— Мама, — произнесла я, словно она стояла здесь, рядом со мной, — я знаю о тебе десять фактов. Но это все не то. Мне этого мало. Папа, конечно, расскажет о тебе еще. Наверняка расскажет, потому что теперь он уверен, что ты не вернешься. Он очень по тебе тоскует, и я тоже тоскую, но у меня уже нет такой пустоты в сердце. Оно понемногу наполняется. Я все равно буду думать о тебе — обещаю. Но, наверно, уже не так часто, как в это лето.
Вот что я сказала в тот вечер под деревом ошибок Глории Свалк. А договорив, просто постояла, глядя на небо — на созвездия и планеты. А потом вспомнила, что у меня тут тоже есть дерево, то самое, что мы посадили вместе с Глорией. Я не проверяла его очень давно. Я встала на коленки и принялась шарить руками в поисках моего деревца. А когда наконец нашла, страшно удивилась: какое же оно выросло большое. То есть оно, конечно, было еще маленькое, скорее росток, чем дерево, но листья и ветки были сильные, крепкие, вполне настоящие. Я еще не поднялась с коленок, как вдруг раздался голос:
— Ты что, молишься?
Это оказался Данлеп.
— Нет, — ответила я. — Не молюсь. Просто думаю.
Он встал, скрестив руки на груди, и посмотрел на меня — сверху вниз.
— Думаешь? О чем?
— О всякой всячине. Знаешь, извини, что я вас со Стиви лысыми сосунками обзывала.
— Да ладно. Я не в обиде. Глория велела привести тебя в дом.
— Я же говорила вам, что она не ведьма.
— А я и так знаю. И раньше знал. Просто хотел тебя подразнить.
— Правда? — Я поглядела на него внимательно. Только было темно, толком не разглядеть.
— Ты вставать-то собираешься?
— Ага.
И тут он меня удивил. Он сделал то, чего я никак, ну никак не ожидала от любого из братьев Дьюбери. Он протянул руку, чтобы помочь мне встать. И я тоже протянула руку. И он рывком поднял меня на ноги.
— Давай наперегонки к дому? — предложил Данлеп и припустил бегом.
— Давай! Но помни, я быстро бегаю! — Я бросилась вдогонку.
И обогнала. Я дотронулась до стены дома Глории Свалк раньше Данлепа.

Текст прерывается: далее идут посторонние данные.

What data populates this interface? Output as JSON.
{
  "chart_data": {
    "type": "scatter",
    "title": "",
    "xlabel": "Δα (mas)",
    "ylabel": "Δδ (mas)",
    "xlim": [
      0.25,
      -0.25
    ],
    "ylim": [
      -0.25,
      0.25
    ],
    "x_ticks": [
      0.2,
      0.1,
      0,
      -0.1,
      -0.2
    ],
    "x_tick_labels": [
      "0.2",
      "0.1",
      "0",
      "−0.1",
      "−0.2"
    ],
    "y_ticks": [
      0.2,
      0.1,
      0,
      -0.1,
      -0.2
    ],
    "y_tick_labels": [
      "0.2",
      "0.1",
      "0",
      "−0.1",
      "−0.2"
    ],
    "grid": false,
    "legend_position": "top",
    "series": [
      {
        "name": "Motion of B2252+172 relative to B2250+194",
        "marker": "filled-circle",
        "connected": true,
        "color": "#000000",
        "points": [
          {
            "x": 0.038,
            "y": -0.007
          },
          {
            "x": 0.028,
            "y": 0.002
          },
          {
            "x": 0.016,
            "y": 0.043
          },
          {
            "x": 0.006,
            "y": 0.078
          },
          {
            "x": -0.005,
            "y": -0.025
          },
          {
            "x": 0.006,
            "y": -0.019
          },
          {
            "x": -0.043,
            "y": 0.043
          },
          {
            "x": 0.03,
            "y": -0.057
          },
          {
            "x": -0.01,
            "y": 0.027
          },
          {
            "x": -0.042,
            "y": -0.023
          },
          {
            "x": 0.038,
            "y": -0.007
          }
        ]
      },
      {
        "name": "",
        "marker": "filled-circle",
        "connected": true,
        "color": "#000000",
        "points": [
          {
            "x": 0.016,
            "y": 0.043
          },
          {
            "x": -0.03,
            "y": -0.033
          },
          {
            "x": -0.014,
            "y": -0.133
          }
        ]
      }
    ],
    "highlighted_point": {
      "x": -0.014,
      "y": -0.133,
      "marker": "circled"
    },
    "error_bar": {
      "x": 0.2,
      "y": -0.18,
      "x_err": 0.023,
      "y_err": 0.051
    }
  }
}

— Вы напрасно бегаете в темноте, — сказала с крыльца Аманда. — Можно споткнуться и упасть.
— Отвянь, Аманда, — сказал Данлеп.
— Отвянь, Аманда, — повторила я. Но потом я вспомнила Карсона, и мне стало ее так жалко… Я поднялась на крыльцо, взяла ее за руку и потащила за собой. — Пойдем же! Пойдем в дом.
— Индия Опал! — сказал папа, когда мы с Амандой и Данлепом вошли внутрь. — Ты пришла попеть с нами песни?
— Да, папа! Только я совсем не знаю песен.
— А я тебя научу. — Он улыбнулся. Так улыбнулся… словами не передать.
— Мы тебя научим! — подхватила Глория Свалк. — Прямо сейчас.
Плюшка-пампушка по-прежнему сидела у нее на коленях, но глаза у нее были закрыты.
— Хочешь «Ромбик Литтмуса»? — Мисс Фрэнни протянула мне вазу с конфетами.
— Спасибо. — Я взяла, сняла фантик и положила конфету в рот.
— А огурчик хочешь? — Отис протянул мне всю банку.
— Нет, спасибо. Не сейчас. Попозже.
Тут из-под стула Глории выбрался Уинн-Дикси. Он сел возле меня, прильнул потеснее — совсем как я к папе. А рядом со мной стояла Аманда. И ее лицо вовсе не показалось мне скукоженным или кислым как лимон.
Данлеп хрустнул пальцами и напомнил:
— Ну что, петь-то будем?
— Во-во, — сказал Стиви. — Петь-то будем?
— Давайте петь. — Плюшка-пампушка открыла глаза и встрепенулась. — Давайте споем песенку для собачки.
Отис засмеялся и ударил по струнам. А во рту у меня, как цветок, распускался вкус «Ромбика Литтмуса» — сладкий и горький разом. И тут Отис, Глория, Стиви, мисс Фрэнни, Данлеп, Аманда, Плюшка-пампушка и мой папа запели песню. А я внимательно слушала, чтобы все запомнить.